Let us now assume that Client A and Client B want to create a close-end UDP directly connected. The ideal method should be that the client A sends a message to Client B On the NAT B's public address 192.168.1.2:31000, this address is in the address domain of ISP; and the Client B also sends a message to Client a in NAT B On the public network address, that is, 192.168.1.1:30000; if you can send this, the problem is solved. Unfortunately, Client A and Client B will not know this address of the other party at all, because Server S only records their true public network address 155.99.25.11:62000 and 155.99.25.11:62001. Even if Client A and Client B have known these addresses, they cannot guarantee that this can be called because these addresses are allocated by ISP's private addressing domain, which may be allocated by private domains. Unrelated client address conflicts Therefore, if you want to perform end-to-end communication between the client, don't choose, you can only do it through their true public network address; and NAT X must support "loopback translation". Row. 3.3.4. Consistent port bindings Keep port binding
The hole punching technique has one main caveat: it works only if both NATs are cone NATs (or non-NAT firewalls), which maintain a consistent port binding between a given (private IP, private UDP) pair and a (public IP, public UDP) pair for as long as that UDP port is in use. Assigning a new public port for each new session, as a symmetric NAT does, makes it impossible for a UDP application to reuse an already-established translation for communication with different external destinations . Since cone NATs are the most widespread, the UDP hole punching technique is fairly broadly applicable; nevertheless a substantial fraction of deployed NATs are symmetric and do not support the technique.
There is a little more important when using "UDP Cole Technology": it can only work in both NAT (or simply no nat); these NAT remains in use in its own public network UDP port.

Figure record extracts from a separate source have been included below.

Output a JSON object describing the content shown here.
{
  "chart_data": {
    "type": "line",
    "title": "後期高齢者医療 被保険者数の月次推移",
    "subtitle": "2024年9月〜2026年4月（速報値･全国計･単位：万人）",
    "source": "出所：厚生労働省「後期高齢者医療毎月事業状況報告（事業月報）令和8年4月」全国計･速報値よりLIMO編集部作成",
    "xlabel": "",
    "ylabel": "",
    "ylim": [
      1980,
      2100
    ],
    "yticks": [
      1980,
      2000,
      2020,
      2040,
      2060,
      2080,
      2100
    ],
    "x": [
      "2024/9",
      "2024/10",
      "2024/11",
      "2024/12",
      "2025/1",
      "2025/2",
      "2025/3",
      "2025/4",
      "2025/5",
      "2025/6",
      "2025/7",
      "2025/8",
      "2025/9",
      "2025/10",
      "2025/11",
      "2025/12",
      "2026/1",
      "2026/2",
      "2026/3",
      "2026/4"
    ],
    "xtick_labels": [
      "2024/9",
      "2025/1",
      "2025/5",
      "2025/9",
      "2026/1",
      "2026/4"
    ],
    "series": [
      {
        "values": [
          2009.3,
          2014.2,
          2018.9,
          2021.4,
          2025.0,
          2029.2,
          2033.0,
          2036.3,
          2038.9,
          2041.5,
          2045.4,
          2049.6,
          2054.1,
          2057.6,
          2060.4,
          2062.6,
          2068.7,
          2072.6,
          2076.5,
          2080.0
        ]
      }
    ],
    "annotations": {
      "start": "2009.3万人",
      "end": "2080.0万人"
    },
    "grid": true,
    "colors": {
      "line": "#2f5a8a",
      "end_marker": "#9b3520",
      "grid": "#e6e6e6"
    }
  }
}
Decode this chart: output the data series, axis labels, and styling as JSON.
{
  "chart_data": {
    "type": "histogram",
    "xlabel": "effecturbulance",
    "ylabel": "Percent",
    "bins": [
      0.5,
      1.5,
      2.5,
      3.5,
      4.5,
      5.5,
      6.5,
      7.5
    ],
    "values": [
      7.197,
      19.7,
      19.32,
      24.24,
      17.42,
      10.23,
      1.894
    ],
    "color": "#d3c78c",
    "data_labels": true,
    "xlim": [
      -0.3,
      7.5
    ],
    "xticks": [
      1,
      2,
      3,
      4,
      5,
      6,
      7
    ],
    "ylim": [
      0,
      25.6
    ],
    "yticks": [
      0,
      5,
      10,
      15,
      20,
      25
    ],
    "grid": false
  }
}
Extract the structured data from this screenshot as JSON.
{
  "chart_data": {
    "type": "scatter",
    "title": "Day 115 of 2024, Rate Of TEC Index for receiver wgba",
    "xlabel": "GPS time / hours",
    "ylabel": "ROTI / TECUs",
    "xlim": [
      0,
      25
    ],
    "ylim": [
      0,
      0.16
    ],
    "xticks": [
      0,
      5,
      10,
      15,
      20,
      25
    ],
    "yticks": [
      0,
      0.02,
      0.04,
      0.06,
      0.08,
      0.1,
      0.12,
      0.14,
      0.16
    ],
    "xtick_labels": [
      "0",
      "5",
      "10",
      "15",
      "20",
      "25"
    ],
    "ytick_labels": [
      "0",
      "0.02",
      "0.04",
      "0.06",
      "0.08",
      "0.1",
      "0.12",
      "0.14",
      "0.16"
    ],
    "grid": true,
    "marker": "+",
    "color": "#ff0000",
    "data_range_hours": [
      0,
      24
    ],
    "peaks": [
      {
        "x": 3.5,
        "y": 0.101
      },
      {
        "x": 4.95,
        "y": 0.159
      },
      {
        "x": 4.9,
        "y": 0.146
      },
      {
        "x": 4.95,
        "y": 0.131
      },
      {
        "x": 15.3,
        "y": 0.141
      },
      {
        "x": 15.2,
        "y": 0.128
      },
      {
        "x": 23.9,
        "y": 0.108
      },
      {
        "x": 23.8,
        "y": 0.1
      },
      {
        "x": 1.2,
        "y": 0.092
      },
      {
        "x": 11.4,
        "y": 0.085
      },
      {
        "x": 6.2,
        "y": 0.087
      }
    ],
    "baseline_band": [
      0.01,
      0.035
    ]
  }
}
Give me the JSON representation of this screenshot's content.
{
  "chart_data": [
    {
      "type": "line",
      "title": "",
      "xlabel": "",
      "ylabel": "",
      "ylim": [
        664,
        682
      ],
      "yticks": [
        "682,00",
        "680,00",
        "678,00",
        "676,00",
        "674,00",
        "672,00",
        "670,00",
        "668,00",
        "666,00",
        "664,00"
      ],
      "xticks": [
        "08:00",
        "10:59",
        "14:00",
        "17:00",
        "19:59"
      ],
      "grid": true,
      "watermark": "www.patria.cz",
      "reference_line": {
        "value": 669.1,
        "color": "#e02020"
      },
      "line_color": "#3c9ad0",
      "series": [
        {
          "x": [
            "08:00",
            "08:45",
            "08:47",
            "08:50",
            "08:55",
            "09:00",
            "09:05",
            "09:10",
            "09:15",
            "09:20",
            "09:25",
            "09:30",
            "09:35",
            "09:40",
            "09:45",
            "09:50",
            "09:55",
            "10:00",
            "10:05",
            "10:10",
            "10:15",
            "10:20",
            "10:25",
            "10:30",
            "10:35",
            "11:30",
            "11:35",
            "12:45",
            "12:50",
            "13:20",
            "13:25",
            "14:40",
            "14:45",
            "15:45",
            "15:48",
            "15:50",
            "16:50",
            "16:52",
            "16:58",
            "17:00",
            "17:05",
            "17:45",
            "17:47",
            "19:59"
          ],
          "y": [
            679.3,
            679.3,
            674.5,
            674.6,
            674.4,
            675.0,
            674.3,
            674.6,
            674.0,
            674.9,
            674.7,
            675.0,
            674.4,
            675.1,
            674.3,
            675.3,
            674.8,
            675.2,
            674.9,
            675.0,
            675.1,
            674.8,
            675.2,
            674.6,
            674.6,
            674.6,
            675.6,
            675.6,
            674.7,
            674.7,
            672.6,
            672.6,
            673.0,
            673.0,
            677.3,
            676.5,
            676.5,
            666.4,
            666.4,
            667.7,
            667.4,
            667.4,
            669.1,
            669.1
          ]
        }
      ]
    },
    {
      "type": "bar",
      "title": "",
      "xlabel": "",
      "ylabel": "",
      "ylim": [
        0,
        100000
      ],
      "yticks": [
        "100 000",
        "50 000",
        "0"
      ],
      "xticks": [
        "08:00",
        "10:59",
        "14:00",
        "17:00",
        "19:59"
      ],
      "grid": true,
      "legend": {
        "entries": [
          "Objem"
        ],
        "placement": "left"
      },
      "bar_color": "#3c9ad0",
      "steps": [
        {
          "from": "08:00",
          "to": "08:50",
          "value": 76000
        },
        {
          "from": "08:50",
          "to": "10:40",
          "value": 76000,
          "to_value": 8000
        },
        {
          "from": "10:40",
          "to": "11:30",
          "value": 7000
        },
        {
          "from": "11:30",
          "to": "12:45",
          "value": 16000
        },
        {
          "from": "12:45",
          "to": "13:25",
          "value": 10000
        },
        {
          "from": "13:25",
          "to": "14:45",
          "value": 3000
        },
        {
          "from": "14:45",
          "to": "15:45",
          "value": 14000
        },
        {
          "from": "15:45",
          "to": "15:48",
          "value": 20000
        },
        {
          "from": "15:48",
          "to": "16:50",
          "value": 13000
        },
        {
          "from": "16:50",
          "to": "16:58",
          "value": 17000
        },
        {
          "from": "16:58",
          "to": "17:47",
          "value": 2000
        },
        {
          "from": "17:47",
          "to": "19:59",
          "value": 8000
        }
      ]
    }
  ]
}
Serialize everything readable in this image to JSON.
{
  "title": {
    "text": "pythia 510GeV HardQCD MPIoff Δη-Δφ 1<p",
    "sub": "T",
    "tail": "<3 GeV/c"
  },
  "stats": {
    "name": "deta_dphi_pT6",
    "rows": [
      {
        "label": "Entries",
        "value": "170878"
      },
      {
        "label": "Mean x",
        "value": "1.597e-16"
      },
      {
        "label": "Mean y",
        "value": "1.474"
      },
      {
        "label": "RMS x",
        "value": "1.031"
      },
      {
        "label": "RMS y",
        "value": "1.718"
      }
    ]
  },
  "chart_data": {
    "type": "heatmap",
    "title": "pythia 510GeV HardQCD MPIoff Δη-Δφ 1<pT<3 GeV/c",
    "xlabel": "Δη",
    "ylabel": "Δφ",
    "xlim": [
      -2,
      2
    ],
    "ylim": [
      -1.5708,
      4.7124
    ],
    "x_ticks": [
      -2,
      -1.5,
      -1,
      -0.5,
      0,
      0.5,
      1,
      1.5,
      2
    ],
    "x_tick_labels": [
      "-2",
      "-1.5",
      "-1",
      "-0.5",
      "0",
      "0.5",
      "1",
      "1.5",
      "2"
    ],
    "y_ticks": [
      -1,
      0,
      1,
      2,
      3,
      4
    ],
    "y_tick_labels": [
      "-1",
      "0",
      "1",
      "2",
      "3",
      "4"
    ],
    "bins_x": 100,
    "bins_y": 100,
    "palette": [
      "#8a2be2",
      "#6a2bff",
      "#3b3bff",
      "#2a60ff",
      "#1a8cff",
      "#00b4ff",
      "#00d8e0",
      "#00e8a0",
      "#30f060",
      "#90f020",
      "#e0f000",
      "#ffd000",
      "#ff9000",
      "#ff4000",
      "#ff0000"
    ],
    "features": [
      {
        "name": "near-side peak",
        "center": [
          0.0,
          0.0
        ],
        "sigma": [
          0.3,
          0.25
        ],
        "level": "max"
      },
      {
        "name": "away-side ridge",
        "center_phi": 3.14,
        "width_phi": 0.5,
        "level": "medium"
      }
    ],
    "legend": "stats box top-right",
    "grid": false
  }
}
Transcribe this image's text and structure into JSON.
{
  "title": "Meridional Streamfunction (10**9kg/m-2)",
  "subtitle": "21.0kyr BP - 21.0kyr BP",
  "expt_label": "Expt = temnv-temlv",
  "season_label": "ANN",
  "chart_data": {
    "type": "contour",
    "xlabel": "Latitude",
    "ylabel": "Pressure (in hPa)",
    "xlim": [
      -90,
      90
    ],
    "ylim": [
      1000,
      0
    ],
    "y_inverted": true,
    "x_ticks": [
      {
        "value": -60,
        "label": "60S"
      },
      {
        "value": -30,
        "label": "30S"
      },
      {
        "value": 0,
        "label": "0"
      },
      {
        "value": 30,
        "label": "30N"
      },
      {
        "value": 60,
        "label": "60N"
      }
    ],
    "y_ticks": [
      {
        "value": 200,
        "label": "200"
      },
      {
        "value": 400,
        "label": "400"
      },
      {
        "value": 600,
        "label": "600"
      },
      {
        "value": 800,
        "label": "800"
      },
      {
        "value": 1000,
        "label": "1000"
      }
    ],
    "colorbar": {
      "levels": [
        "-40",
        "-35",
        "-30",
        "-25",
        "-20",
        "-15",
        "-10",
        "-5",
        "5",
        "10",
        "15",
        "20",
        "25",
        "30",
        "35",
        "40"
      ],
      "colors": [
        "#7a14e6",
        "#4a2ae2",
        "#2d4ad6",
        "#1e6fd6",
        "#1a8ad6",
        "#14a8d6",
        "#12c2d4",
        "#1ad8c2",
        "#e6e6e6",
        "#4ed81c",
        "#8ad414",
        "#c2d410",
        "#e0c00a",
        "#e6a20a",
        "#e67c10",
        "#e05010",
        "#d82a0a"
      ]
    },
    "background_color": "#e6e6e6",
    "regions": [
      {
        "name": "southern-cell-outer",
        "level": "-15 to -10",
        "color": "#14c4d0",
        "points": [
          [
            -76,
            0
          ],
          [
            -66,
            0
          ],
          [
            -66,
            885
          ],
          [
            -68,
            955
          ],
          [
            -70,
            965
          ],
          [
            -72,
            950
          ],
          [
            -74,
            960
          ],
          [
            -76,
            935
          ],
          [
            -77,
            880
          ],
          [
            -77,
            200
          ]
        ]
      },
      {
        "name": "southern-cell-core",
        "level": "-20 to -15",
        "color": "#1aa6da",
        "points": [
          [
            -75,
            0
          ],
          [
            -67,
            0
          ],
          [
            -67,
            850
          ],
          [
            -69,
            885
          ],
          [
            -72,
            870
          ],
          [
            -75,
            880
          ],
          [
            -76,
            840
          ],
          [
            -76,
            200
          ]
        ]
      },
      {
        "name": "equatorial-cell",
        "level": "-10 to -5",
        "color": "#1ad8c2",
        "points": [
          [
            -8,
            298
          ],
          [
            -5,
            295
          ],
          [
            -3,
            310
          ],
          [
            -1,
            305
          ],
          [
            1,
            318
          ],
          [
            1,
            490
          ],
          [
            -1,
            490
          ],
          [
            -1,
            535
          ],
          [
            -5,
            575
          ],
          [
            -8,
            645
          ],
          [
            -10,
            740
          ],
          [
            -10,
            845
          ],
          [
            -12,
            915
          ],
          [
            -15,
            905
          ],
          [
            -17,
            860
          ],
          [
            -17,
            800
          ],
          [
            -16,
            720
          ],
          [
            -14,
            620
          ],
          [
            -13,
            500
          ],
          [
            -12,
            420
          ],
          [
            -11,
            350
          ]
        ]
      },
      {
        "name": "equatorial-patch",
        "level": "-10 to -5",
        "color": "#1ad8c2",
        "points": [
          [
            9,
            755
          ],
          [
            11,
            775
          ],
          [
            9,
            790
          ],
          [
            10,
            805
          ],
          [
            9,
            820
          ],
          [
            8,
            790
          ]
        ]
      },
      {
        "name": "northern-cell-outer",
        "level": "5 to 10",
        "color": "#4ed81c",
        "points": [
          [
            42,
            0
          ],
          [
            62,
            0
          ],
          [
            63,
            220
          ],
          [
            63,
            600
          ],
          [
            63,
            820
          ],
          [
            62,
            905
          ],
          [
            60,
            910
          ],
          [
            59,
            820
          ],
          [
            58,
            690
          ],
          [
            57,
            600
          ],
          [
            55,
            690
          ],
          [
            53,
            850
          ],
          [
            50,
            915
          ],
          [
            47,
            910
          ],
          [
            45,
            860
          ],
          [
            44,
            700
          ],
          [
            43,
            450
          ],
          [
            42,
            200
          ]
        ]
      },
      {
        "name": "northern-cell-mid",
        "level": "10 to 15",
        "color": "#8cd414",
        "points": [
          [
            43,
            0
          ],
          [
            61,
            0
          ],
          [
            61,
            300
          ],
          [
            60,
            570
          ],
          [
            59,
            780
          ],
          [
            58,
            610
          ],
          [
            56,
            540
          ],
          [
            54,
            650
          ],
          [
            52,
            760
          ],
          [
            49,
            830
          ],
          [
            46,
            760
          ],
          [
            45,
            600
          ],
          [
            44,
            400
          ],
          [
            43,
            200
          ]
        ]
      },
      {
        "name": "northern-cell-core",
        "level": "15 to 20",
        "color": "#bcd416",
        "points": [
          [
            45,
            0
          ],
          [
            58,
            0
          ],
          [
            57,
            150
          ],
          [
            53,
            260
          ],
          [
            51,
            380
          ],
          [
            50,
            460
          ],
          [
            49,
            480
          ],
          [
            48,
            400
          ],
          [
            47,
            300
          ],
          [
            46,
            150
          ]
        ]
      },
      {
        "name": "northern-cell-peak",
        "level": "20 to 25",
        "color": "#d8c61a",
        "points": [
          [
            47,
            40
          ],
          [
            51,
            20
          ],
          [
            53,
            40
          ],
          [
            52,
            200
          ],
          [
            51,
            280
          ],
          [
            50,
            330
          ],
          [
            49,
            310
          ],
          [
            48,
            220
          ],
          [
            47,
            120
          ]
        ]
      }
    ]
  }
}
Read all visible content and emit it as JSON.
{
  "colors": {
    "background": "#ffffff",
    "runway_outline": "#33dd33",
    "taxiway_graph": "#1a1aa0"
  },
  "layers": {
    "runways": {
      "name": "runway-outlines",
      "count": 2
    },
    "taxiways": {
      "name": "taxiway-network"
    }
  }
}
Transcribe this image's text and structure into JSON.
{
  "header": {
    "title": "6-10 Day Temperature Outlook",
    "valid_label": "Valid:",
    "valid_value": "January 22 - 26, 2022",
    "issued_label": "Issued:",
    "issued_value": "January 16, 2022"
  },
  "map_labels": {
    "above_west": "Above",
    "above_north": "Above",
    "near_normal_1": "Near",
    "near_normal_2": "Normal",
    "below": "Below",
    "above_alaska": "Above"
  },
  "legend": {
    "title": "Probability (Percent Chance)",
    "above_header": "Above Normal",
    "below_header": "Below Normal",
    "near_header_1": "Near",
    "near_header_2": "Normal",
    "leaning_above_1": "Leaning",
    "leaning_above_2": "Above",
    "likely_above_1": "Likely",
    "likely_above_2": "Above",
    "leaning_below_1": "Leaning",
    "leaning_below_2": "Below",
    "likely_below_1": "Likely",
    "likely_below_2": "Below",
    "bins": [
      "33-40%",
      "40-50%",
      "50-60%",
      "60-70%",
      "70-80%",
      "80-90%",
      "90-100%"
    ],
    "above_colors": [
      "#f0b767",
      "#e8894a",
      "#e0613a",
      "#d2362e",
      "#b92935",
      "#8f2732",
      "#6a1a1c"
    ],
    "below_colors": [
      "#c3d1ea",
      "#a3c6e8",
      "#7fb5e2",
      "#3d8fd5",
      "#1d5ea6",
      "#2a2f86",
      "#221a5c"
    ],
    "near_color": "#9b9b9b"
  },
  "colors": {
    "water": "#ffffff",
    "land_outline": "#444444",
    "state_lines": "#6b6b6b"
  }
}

Holding the binding of ports - [Private IP, Private UDP Port] Pairs of [Public IP, Public UDP Port]. If each new session is assigned a new public port like Symmetricnat, the UDP application wants to talk to other external clients, which cannot be repeatedly used to establish a good communication conversion.
With the promotion of CONE NAT, "UDP Covered Technology" is also increasingly widely used. However, there is still a small part of the network using Symmetric Nat, so in this small part of the network environment, "UDP hole technology" cannot be used.